Tradeoffs Involving Risk and Time
Textbook Chapter: Chapter 14
MobLab Game: Bomb Risk-Game
Key Teaching Points:
- Helps the player understand expected value and thinking on the margin.
- Helps a player understand her own preferences towards risk, and how risk attitudes vary across a population.
Asymmetric Information
Textbook Chapter: Chapter 16
MobLab Game: Market for Lemons
Key Teaching Points:
- Experience in a market with asymmetric information.
- Asymmetric information may lead to adverse selection and market failure.
Externalities
Textbook Chapter: Chapter 17
MobLab Game: Externalities with Policy Interventions
Key Teaching Points:
- With externalities, the equilibrium of a competitive market without interventions is inefficient.
- By reducing transactions, a tax can increase efficiency (total surplus) in a market with a negative externality
- Marketable permits for an activity generating a negative externality leads to efficiently reducing that activity.
Public Goods
Textbook Chapter: Chapter 17
MobLab Game: Linear Public Goods
Key Teaching Points:
- Highlights the features of public goods: non-rival and non-excludable.
- Demonstrates the distinction between private and social benefits of public goods.
- Shows how individual profit maximization leads to the free-rider problem.
Bargaining
Textbook Chapter: Chapter 18
MobLab Game: Ultimatum Game
Key Teaching Points:
- Students think through the logic of backward induction.
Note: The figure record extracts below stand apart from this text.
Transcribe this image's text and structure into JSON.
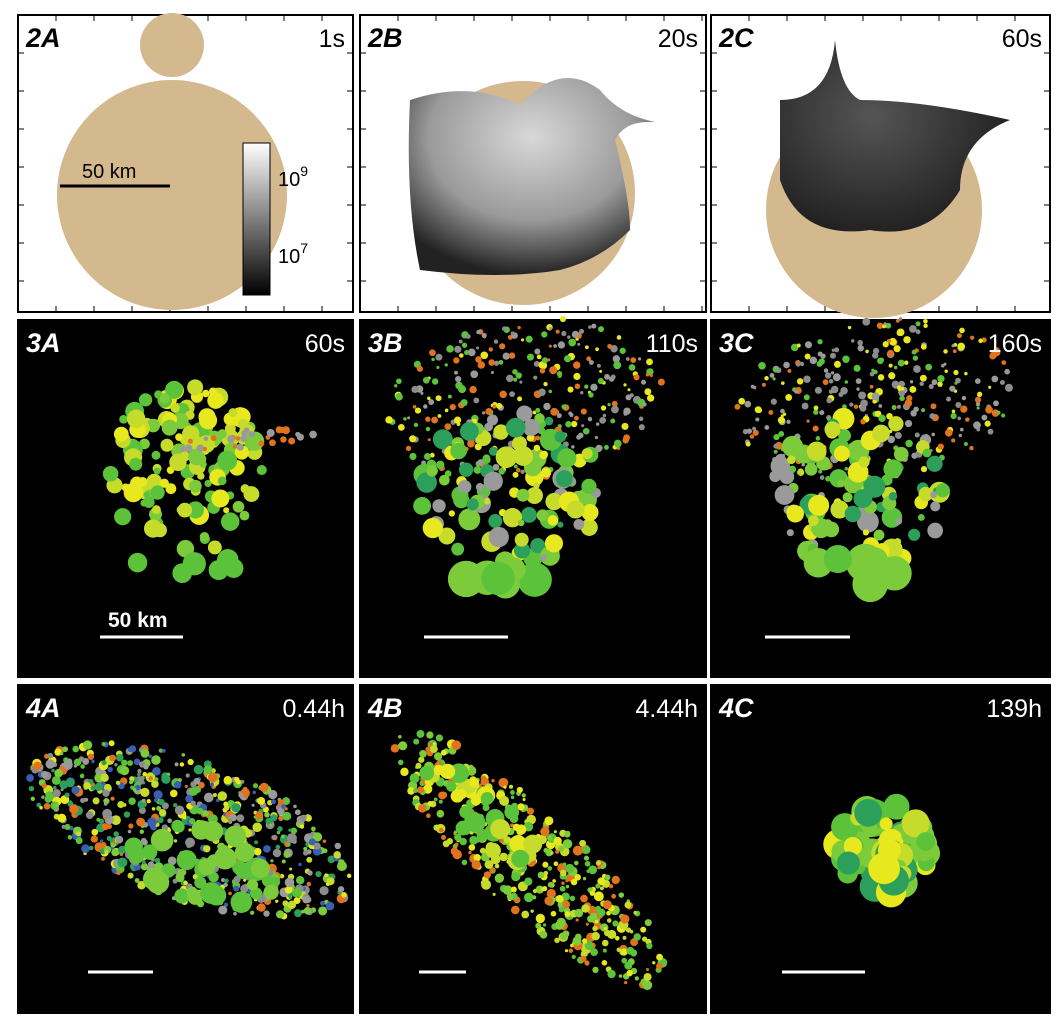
{
  "panels": [
    {
      "label": "2A",
      "time": "1s"
    },
    {
      "label": "2B",
      "time": "20s"
    },
    {
      "label": "2C",
      "time": "60s"
    },
    {
      "label": "3A",
      "time": "60s"
    },
    {
      "label": "3B",
      "time": "110s"
    },
    {
      "label": "3C",
      "time": "160s"
    },
    {
      "label": "4A",
      "time": "0.44h"
    },
    {
      "label": "4B",
      "time": "4.44h"
    },
    {
      "label": "4C",
      "time": "139h"
    }
  ],
  "scale_bar_labels": {
    "panel_2A": "50 km",
    "panel_3A": "50 km"
  },
  "colorbar": {
    "ticks": [
      {
        "base": "10",
        "exponent": "9"
      },
      {
        "base": "10",
        "exponent": "7"
      }
    ]
  }
}
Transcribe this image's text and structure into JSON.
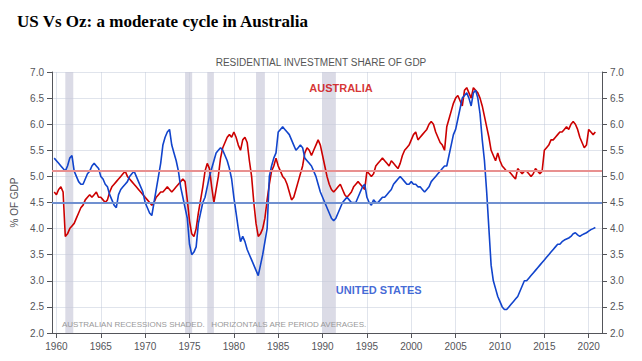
{
  "chart_data": {
    "type": "line",
    "title": "US Vs Oz: a moderate cycle in Australia",
    "subtitle": "RESIDENTIAL INVESTMENT SHARE OF GDP",
    "y_label": "% OF GDP",
    "footnote": "AUSTRALIAN RECESSIONS SHADED.   HORIZONTALS ARE PERIOD AVERAGES.",
    "grid": true,
    "xlim": [
      1959.5,
      2021.5
    ],
    "xticks": [
      1960,
      1965,
      1970,
      1975,
      1980,
      1985,
      1990,
      1995,
      2000,
      2005,
      2010,
      2015,
      2020
    ],
    "ylim": [
      2.0,
      7.0
    ],
    "yticks": [
      {
        "value": 2.0,
        "label": "2.0"
      },
      2.5,
      {
        "value": 3.0,
        "label": "3.0"
      },
      3.5,
      {
        "value": 4.0,
        "label": "4.0"
      },
      4.5,
      {
        "value": 5.0,
        "label": "5.0"
      },
      5.5,
      {
        "value": 6.0,
        "label": "6.0"
      },
      6.5,
      {
        "value": 7.0,
        "label": "7.0"
      }
    ],
    "y2lim": [
      2.0,
      7.0
    ],
    "y2ticks": [
      {
        "value": 2.0,
        "label": "2.0"
      },
      2.5,
      {
        "value": 3.0,
        "label": "3.0"
      },
      3.5,
      {
        "value": 4.0,
        "label": "4.0"
      },
      4.5,
      {
        "value": 5.0,
        "label": "5.0"
      },
      5.5,
      {
        "value": 6.0,
        "label": "6.0"
      },
      6.5,
      {
        "value": 7.0,
        "label": "7.0"
      }
    ],
    "hlines": [
      {
        "y": 5.1,
        "color": "#e89090"
      },
      {
        "y": 4.5,
        "color": "#7090d0"
      }
    ],
    "shade_color": "#c8c8d8",
    "shaded_ranges": [
      [
        1961.0,
        1961.9
      ],
      [
        1974.5,
        1975.3
      ],
      [
        1977.0,
        1977.75
      ],
      [
        1982.5,
        1983.5
      ],
      [
        1990.0,
        1991.5
      ]
    ],
    "annotations": [
      {
        "text": "AUSTRALIA",
        "x": 1988.5,
        "y": 6.58,
        "color": "#cc0000"
      },
      {
        "text": "UNITED STATES",
        "x": 1991.5,
        "y": 2.72,
        "color": "#1144cc"
      }
    ],
    "x": [
      1959.75,
      1960.0,
      1960.25,
      1960.5,
      1960.75,
      1961.0,
      1961.25,
      1961.5,
      1961.75,
      1962.0,
      1962.25,
      1962.5,
      1962.75,
      1963.0,
      1963.25,
      1963.5,
      1963.75,
      1964.0,
      1964.25,
      1964.5,
      1964.75,
      1965.0,
      1965.25,
      1965.5,
      1965.75,
      1966.0,
      1966.25,
      1966.5,
      1966.75,
      1967.0,
      1967.25,
      1967.5,
      1967.75,
      1968.0,
      1968.25,
      1968.5,
      1968.75,
      1969.0,
      1969.25,
      1969.5,
      1969.75,
      1970.0,
      1970.25,
      1970.5,
      1970.75,
      1971.0,
      1971.25,
      1971.5,
      1971.75,
      1972.0,
      1972.25,
      1972.5,
      1972.75,
      1973.0,
      1973.25,
      1973.5,
      1973.75,
      1974.0,
      1974.25,
      1974.5,
      1974.75,
      1975.0,
      1975.25,
      1975.5,
      1975.75,
      1976.0,
      1976.25,
      1976.5,
      1976.75,
      1977.0,
      1977.25,
      1977.5,
      1977.75,
      1978.0,
      1978.25,
      1978.5,
      1978.75,
      1979.0,
      1979.25,
      1979.5,
      1979.75,
      1980.0,
      1980.25,
      1980.5,
      1980.75,
      1981.0,
      1981.25,
      1981.5,
      1981.75,
      1982.0,
      1982.25,
      1982.5,
      1982.75,
      1983.0,
      1983.25,
      1983.5,
      1983.75,
      1984.0,
      1984.25,
      1984.5,
      1984.75,
      1985.0,
      1985.25,
      1985.5,
      1985.75,
      1986.0,
      1986.25,
      1986.5,
      1986.75,
      1987.0,
      1987.25,
      1987.5,
      1987.75,
      1988.0,
      1988.25,
      1988.5,
      1988.75,
      1989.0,
      1989.25,
      1989.5,
      1989.75,
      1990.0,
      1990.25,
      1990.5,
      1990.75,
      1991.0,
      1991.25,
      1991.5,
      1991.75,
      1992.0,
      1992.25,
      1992.5,
      1992.75,
      1993.0,
      1993.25,
      1993.5,
      1993.75,
      1994.0,
      1994.25,
      1994.5,
      1994.75,
      1995.0,
      1995.25,
      1995.5,
      1995.75,
      1996.0,
      1996.25,
      1996.5,
      1996.75,
      1997.0,
      1997.25,
      1997.5,
      1997.75,
      1998.0,
      1998.25,
      1998.5,
      1998.75,
      1999.0,
      1999.25,
      1999.5,
      1999.75,
      2000.0,
      2000.25,
      2000.5,
      2000.75,
      2001.0,
      2001.25,
      2001.5,
      2001.75,
      2002.0,
      2002.25,
      2002.5,
      2002.75,
      2003.0,
      2003.25,
      2003.5,
      2003.75,
      2004.0,
      2004.25,
      2004.5,
      2004.75,
      2005.0,
      2005.25,
      2005.5,
      2005.75,
      2006.0,
      2006.25,
      2006.5,
      2006.75,
      2007.0,
      2007.25,
      2007.5,
      2007.75,
      2008.0,
      2008.25,
      2008.5,
      2008.75,
      2009.0,
      2009.25,
      2009.5,
      2009.75,
      2010.0,
      2010.25,
      2010.5,
      2010.75,
      2011.0,
      2011.25,
      2011.5,
      2011.75,
      2012.0,
      2012.25,
      2012.5,
      2012.75,
      2013.0,
      2013.25,
      2013.5,
      2013.75,
      2014.0,
      2014.25,
      2014.5,
      2014.75,
      2015.0,
      2015.25,
      2015.5,
      2015.75,
      2016.0,
      2016.25,
      2016.5,
      2016.75,
      2017.0,
      2017.25,
      2017.5,
      2017.75,
      2018.0,
      2018.25,
      2018.5,
      2018.75,
      2019.0,
      2019.25,
      2019.5,
      2019.75,
      2020.0,
      2020.25,
      2020.5,
      2020.75
    ],
    "series": [
      {
        "name": "AUSTRALIA",
        "color": "#cc0000",
        "values": [
          4.7,
          4.65,
          4.75,
          4.8,
          4.7,
          3.85,
          3.9,
          4.0,
          4.05,
          4.1,
          4.2,
          4.3,
          4.4,
          4.45,
          4.55,
          4.6,
          4.65,
          4.6,
          4.65,
          4.7,
          4.6,
          4.6,
          4.55,
          4.5,
          4.55,
          4.7,
          4.8,
          4.85,
          4.9,
          4.95,
          5.0,
          5.05,
          5.1,
          5.0,
          4.95,
          4.9,
          4.85,
          4.8,
          4.75,
          4.7,
          4.65,
          4.6,
          4.55,
          4.5,
          4.45,
          4.5,
          4.6,
          4.65,
          4.7,
          4.7,
          4.75,
          4.8,
          4.75,
          4.7,
          4.75,
          4.8,
          4.85,
          4.9,
          4.95,
          4.9,
          4.55,
          4.15,
          3.9,
          3.85,
          4.0,
          4.3,
          4.55,
          4.8,
          5.1,
          5.25,
          5.15,
          4.8,
          4.5,
          4.75,
          5.0,
          5.35,
          5.55,
          5.65,
          5.75,
          5.8,
          5.75,
          5.85,
          5.75,
          5.6,
          5.5,
          5.7,
          5.75,
          5.65,
          5.3,
          5.0,
          4.5,
          4.1,
          3.85,
          3.9,
          4.0,
          4.2,
          4.55,
          4.85,
          5.1,
          5.2,
          5.35,
          5.2,
          5.1,
          5.0,
          4.95,
          4.85,
          4.7,
          4.55,
          4.6,
          4.75,
          4.9,
          5.05,
          5.2,
          5.45,
          5.55,
          5.5,
          5.4,
          5.5,
          5.6,
          5.7,
          5.6,
          5.4,
          5.2,
          5.0,
          4.85,
          4.75,
          4.7,
          4.75,
          4.8,
          4.85,
          4.75,
          4.65,
          4.6,
          4.65,
          4.7,
          4.8,
          4.85,
          4.9,
          4.85,
          4.8,
          4.75,
          5.1,
          5.05,
          5.0,
          5.05,
          5.2,
          5.25,
          5.3,
          5.35,
          5.3,
          5.25,
          5.2,
          5.3,
          5.25,
          5.2,
          5.15,
          5.25,
          5.4,
          5.5,
          5.55,
          5.6,
          5.7,
          5.8,
          5.85,
          5.7,
          5.75,
          5.8,
          5.85,
          5.9,
          6.0,
          6.05,
          6.0,
          5.85,
          5.75,
          5.65,
          5.6,
          5.5,
          5.95,
          6.1,
          6.25,
          6.4,
          6.5,
          6.55,
          6.45,
          6.35,
          6.65,
          6.7,
          6.6,
          6.5,
          6.7,
          6.65,
          6.6,
          6.5,
          6.35,
          6.15,
          5.95,
          5.75,
          5.5,
          5.4,
          5.3,
          5.45,
          5.3,
          5.2,
          5.15,
          5.1,
          5.1,
          5.05,
          5.0,
          4.95,
          5.15,
          5.1,
          5.05,
          5.1,
          5.1,
          5.05,
          5.0,
          5.05,
          5.15,
          5.1,
          5.05,
          5.1,
          5.5,
          5.55,
          5.6,
          5.7,
          5.7,
          5.75,
          5.8,
          5.85,
          5.85,
          5.9,
          5.95,
          5.9,
          6.0,
          6.05,
          6.0,
          5.9,
          5.75,
          5.65,
          5.55,
          5.6,
          5.9,
          5.85,
          5.8,
          5.85
        ]
      },
      {
        "name": "UNITED STATES",
        "color": "#1144cc",
        "values": [
          5.35,
          5.3,
          5.25,
          5.2,
          5.15,
          5.1,
          5.2,
          5.35,
          5.4,
          5.1,
          5.0,
          4.9,
          4.85,
          4.85,
          4.95,
          5.05,
          5.1,
          5.2,
          5.25,
          5.2,
          5.15,
          5.0,
          4.95,
          4.85,
          4.8,
          4.65,
          4.55,
          4.45,
          4.4,
          4.65,
          4.75,
          4.8,
          4.85,
          4.9,
          5.0,
          5.05,
          5.1,
          5.0,
          4.9,
          4.8,
          4.7,
          4.5,
          4.4,
          4.3,
          4.25,
          4.5,
          4.75,
          5.0,
          5.25,
          5.6,
          5.75,
          5.85,
          5.9,
          5.6,
          5.45,
          5.3,
          5.1,
          4.8,
          4.6,
          4.4,
          4.2,
          3.7,
          3.5,
          3.55,
          3.65,
          4.1,
          4.3,
          4.5,
          4.6,
          4.8,
          5.0,
          5.15,
          5.3,
          5.45,
          5.5,
          5.55,
          5.5,
          5.4,
          5.3,
          5.15,
          4.95,
          4.6,
          4.3,
          4.0,
          3.75,
          3.85,
          3.75,
          3.6,
          3.5,
          3.4,
          3.3,
          3.2,
          3.1,
          3.3,
          3.5,
          3.75,
          4.0,
          5.0,
          5.2,
          5.35,
          5.45,
          5.85,
          5.9,
          5.95,
          5.9,
          5.85,
          5.8,
          5.7,
          5.6,
          5.5,
          5.55,
          5.6,
          5.55,
          5.35,
          5.3,
          5.25,
          5.2,
          5.1,
          5.0,
          4.85,
          4.7,
          4.6,
          4.5,
          4.4,
          4.3,
          4.2,
          4.15,
          4.2,
          4.3,
          4.4,
          4.5,
          4.55,
          4.6,
          4.55,
          4.5,
          4.5,
          4.5,
          4.6,
          4.7,
          4.8,
          4.85,
          4.6,
          4.5,
          4.45,
          4.55,
          4.5,
          4.5,
          4.55,
          4.6,
          4.6,
          4.65,
          4.7,
          4.75,
          4.85,
          4.9,
          4.95,
          5.0,
          4.95,
          4.9,
          4.85,
          4.85,
          4.9,
          4.85,
          4.85,
          4.8,
          4.8,
          4.75,
          4.7,
          4.75,
          4.8,
          4.9,
          4.95,
          5.0,
          5.05,
          5.1,
          5.15,
          5.2,
          5.2,
          5.4,
          5.6,
          5.8,
          5.9,
          6.1,
          6.3,
          6.5,
          6.55,
          6.6,
          6.5,
          6.35,
          6.6,
          6.65,
          6.5,
          6.2,
          5.7,
          5.3,
          4.7,
          4.0,
          3.3,
          3.0,
          2.85,
          2.7,
          2.6,
          2.5,
          2.45,
          2.45,
          2.5,
          2.55,
          2.6,
          2.65,
          2.7,
          2.8,
          2.9,
          3.0,
          3.0,
          3.05,
          3.1,
          3.15,
          3.2,
          3.25,
          3.3,
          3.35,
          3.4,
          3.45,
          3.5,
          3.55,
          3.6,
          3.65,
          3.7,
          3.7,
          3.75,
          3.78,
          3.8,
          3.82,
          3.85,
          3.9,
          3.92,
          3.88,
          3.85,
          3.88,
          3.9,
          3.92,
          3.95,
          3.98,
          4.0,
          4.02
        ]
      }
    ]
  }
}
- Demonstrates that preferences for fairness are sufficiently strong to cause people to reject beneficial offers.
Behavioral Economics
Textbook Chapter: Chapter 18
MobLab Game: Behavioral Economics Template
Key Teaching Points:
- Behavioral economics templates allow professors to explore framing effects, heuristics, and biases with their students including representativeness, anchoring, availability, and more. Each of these help to illustrate departures from the standard rational choice model.